The first one is highlighting: we can set styles for various “patterns” (in practice, I only used node names) by defining queries:

(stanza_name) @function
(field_name) @property
(quoted_string) @string
(multiline_string) @string
(action_name) @keyword

The parts with @ map to “highlight groups” used in text editors.

Another type of query is called “injections”. It is used to link different types of grammars together. For example, dune files can start with a special comment that indicates that the rest of the file is an OCaml program. In that case, the parser emits a single ocaml_syntax node and the following injection indicates that this file should be parsed using an OCaml parser:

((ocaml_syntax) @injection.content
 (#set! injection.language "ocaml"))

Another use case for this is system actions: these strings in dune files could be interpreted using a shell parser.

In the other direction, it is possible to inject dune files into another document. For example, a markdown parser can use injections to highlight code blocks.

I’m happy to have explored this technology. The toolchain seemed complex at first: there’s a compiler which seems to be a mix of node and rust, which generates C, which is compiled into a dynamically loaded library; but this is actually pretty well integrated in nix and neovim to the details are made invisible.

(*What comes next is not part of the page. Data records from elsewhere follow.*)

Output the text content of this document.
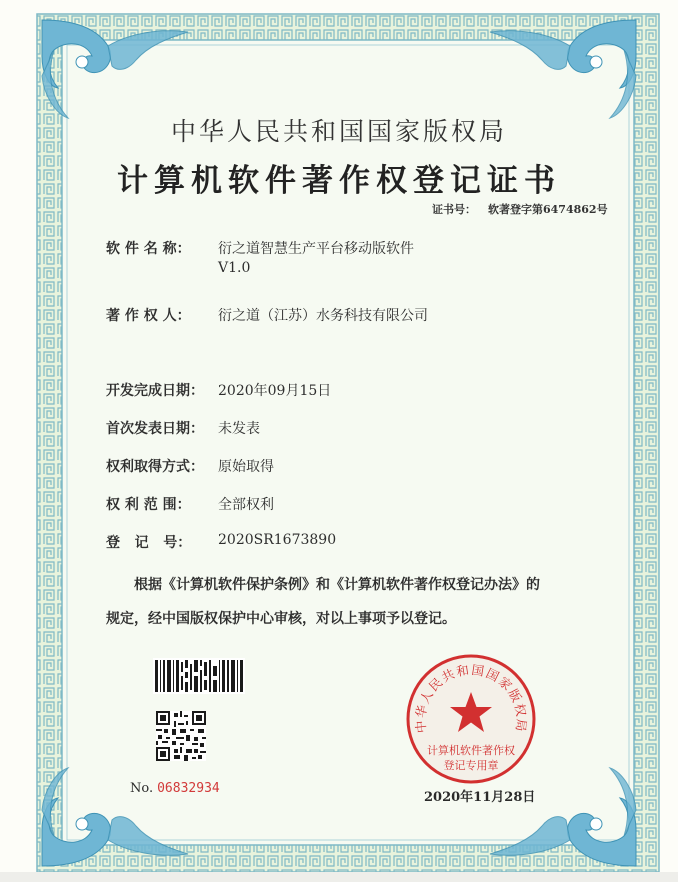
中华人民共和国国家版权局
计算机软件著作权登记证书
证书号： 软著登字第6474862号
软 件 名 称： 衍之道智慧生产平台移动版软件
V1.0
著 作 权 人： 衍之道（江苏）水务科技有限公司
开发完成日期： 2020年09月15日
首次发表日期： 未发表
权利取得方式： 原始取得
权 利 范 围： 全部权利
登   记   号： 2020SR1673890
根据《计算机软件保护条例》和《计算机软件著作权登记办法》的
规定，经中国版权保护中心审核，对以上事项予以登记。
No. 06832934
中华人民共和国国家版权局
计算机软件著作权
登记专用章
2020年11月28日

The testing mechanism is similar to the cram tests we use in Dune, but I was a bit confused with the colors at first: when the output of a test changes, Dune considers that the new output is a + in the diff, and highlights it in green; while tree-sitter considers that the “expected output” is green.

There are many ways to improve this prototype: either by adding queries (it’s possible to define text objects, folding expressions, etc), or by improving coverage for dune files (in most cases, the parser uses a s-expression fallback). I’m also curious to see if it’s possible to use this parser to provide a completion source. Since the strings are tagged with their type (are we expecting a library name, a module name, etc), I think we could use that to provide context-specific completions, but that’s probably difficult to do.

Thanks teej for the initial idea and the useful resources.